In fact, since Governor Wolfe signed SB3, an additional nine states have vote on various marijuana-related measures and seven of them have passed, which means that as of today, more than half of the United States have passed comprehensive medical marijuana laws.
Because it can be a little difficult to keep up with quickly changing medical marijuana laws locally and nationally, here’s a quick guide to what SB3 means for Pennsylvanians.
So, What Is Medical Marijuana?
As defined by the Pennsylvania Department of Health, “medical marijuana is a term which refers to the whole unprocessed marijuana plant or its basic extracts to treat a disease or symptom.” In 1996, California became the first state to pass medical marijuana legislation, since then, 25 states and Washington DC have legalized some form of a medicinal cannabis program.
Who Can It Help?
A lot of people. While medical marijuana doesn’t “cure” any particular disease, it has proven to be an incredibly effective tool in combating symptoms related to a broad spectrum of illnesses including glaucoma, HIV/AIDS, Crohns, Huntington's and epilepsy. Furthermore, there is significant reason to believe that medical marijuana may alleviate some of the difficult side effects of cancer treatments and chemotherapy, and a 2010 study by Mcgill University Health Centre found evidence to suggest that medical marijuana reduces pain, improves sleep and alleviates nausea, muscle spasms and loss of appetite for patients suffering from many types of chronic disease.

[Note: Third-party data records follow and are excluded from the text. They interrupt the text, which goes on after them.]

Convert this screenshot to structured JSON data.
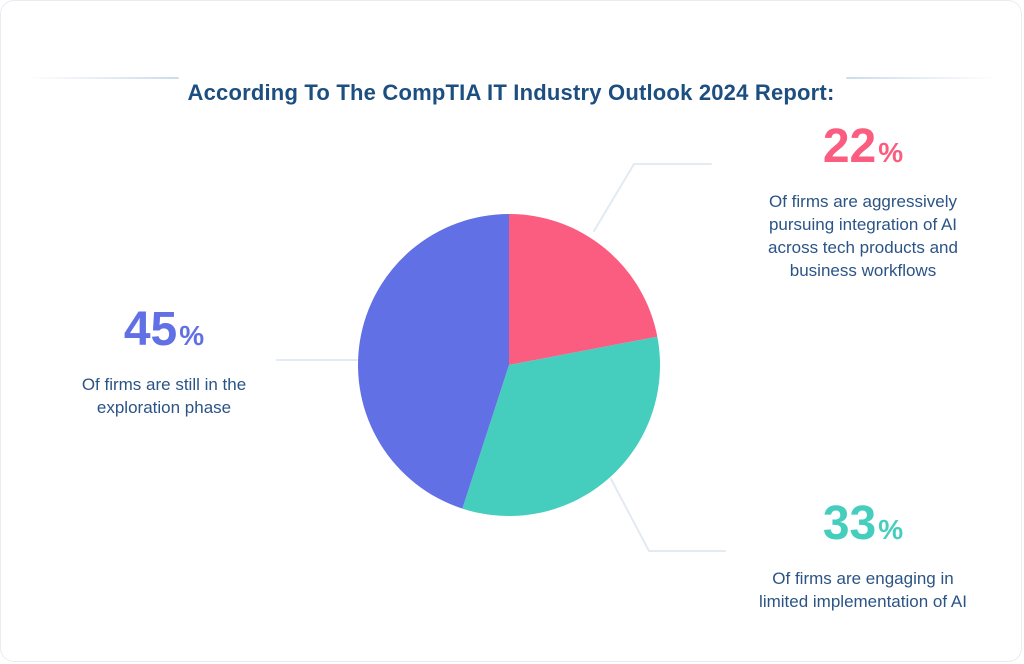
{
  "page": {
    "title": "According To The CompTIA IT Industry Outlook 2024 Report:"
  },
  "colors": {
    "title_text": "#1d4e80",
    "body_text": "#2b5486",
    "pink": "#fa5d7f",
    "teal": "#45cebd",
    "blue": "#6170e4",
    "connector": "#e3eaf2",
    "title_line": "#cddbea",
    "card_border": "#e8edf2"
  },
  "chart_data": {
    "type": "pie",
    "title": "According To The CompTIA IT Industry Outlook 2024 Report:",
    "start_angle": "12 o'clock, clockwise",
    "legend_position": "none (callout labels with connector lines)",
    "slices": [
      {
        "label": "Of firms are aggressively pursuing integration of AI across tech products and business workflows",
        "value": 22,
        "color": "#fa5d7f"
      },
      {
        "label": "Of firms are engaging in limited implementation of AI",
        "value": 33,
        "color": "#45cebd"
      },
      {
        "label": "Of firms are still in the exploration phase",
        "value": 45,
        "color": "#6170e4"
      }
    ]
  },
  "stats": {
    "aggressive": {
      "value": "22",
      "unit": "%",
      "description": "Of firms are aggressively\npursuing integration of AI\nacross tech products and\nbusiness workflows"
    },
    "exploration": {
      "value": "45",
      "unit": "%",
      "description": "Of firms are still in the\nexploration phase"
    },
    "limited": {
      "value": "33",
      "unit": "%",
      "description": "Of firms are engaging in\nlimited implementation of AI"
    }
  }
}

Will This New Bill Let Everyone In Pennsylvania Get Medical Marijuana?
No. There remains much to learn about the efficacy of medical marijuana and as such medical marijuana will only be available to patients who suffer with qualifying conditions. Furthermore, patients under the age of 18 must have a “caregiver” who is approved by the Department of Health in order to obtain medical marijuana.
Where Will the Marijuana Come From?
The short answer is, it will come from licensed growers in Pennsylvania, who will in turn distribute their marijuana through a state-run system of dispensaries.

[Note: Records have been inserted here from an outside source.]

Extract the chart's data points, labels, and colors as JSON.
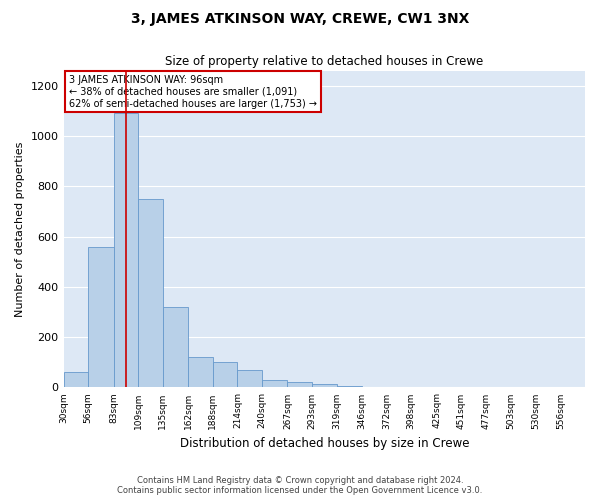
{
  "title": "3, JAMES ATKINSON WAY, CREWE, CW1 3NX",
  "subtitle": "Size of property relative to detached houses in Crewe",
  "xlabel": "Distribution of detached houses by size in Crewe",
  "ylabel": "Number of detached properties",
  "bar_color": "#b8d0e8",
  "bar_edge_color": "#6699cc",
  "background_color": "#dde8f5",
  "bins": [
    30,
    56,
    83,
    109,
    135,
    162,
    188,
    214,
    240,
    267,
    293,
    319,
    346,
    372,
    398,
    425,
    451,
    477,
    503,
    530,
    556
  ],
  "values": [
    60,
    560,
    1090,
    750,
    320,
    120,
    100,
    70,
    30,
    20,
    15,
    5,
    0,
    0,
    0,
    0,
    0,
    0,
    0,
    0
  ],
  "property_size": 96,
  "annotation_line1": "3 JAMES ATKINSON WAY: 96sqm",
  "annotation_line2": "← 38% of detached houses are smaller (1,091)",
  "annotation_line3": "62% of semi-detached houses are larger (1,753) →",
  "annotation_box_color": "white",
  "annotation_box_edge_color": "#cc0000",
  "vline_color": "#cc0000",
  "ylim": [
    0,
    1260
  ],
  "yticks": [
    0,
    200,
    400,
    600,
    800,
    1000,
    1200
  ],
  "footer_line1": "Contains HM Land Registry data © Crown copyright and database right 2024.",
  "footer_line2": "Contains public sector information licensed under the Open Government Licence v3.0."
}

The longer answer is, the state is working hard to develop a carefully regulated network of medical marijuana growers and dispensaries, but it’s going to take some time to get the entire system “up and running”. Governor Wolfe recently told “PA Matters’ Radio PA” that, given both the complexity and the care Pennsylvania is putting into the design of their distribution network, the program may not be ready until 2018.
Will Anyone Else Benefit From SB3?
Actually, yes. What’s exciting about SB3 is that it’s good for many types of patients in Pennsylvania. In addition to providing compassionate relief to patients and families suffering from chronic and often debilitating diseases, SB3 provides critical financial support for many important Pennsylvania medical initiatives including: revenue for the Department of Drug and Alcohol Programs; funding for further medical marijuana research and the establishment of an advisory committee to suggest new medical marijuana legislation.
In fact, there are reasons to believe the ancillary benefits of SB3 could combat opioid addiction rates, raise Pennsylvania state tax revenue and positively impact state-wide employment rates.
Which is all to say, though we’re at the very beginning of a long process to bring much-needed compassionate relief to patients and families across the state, in the end SB3 may very well prove to be good for all Pennsylvanians.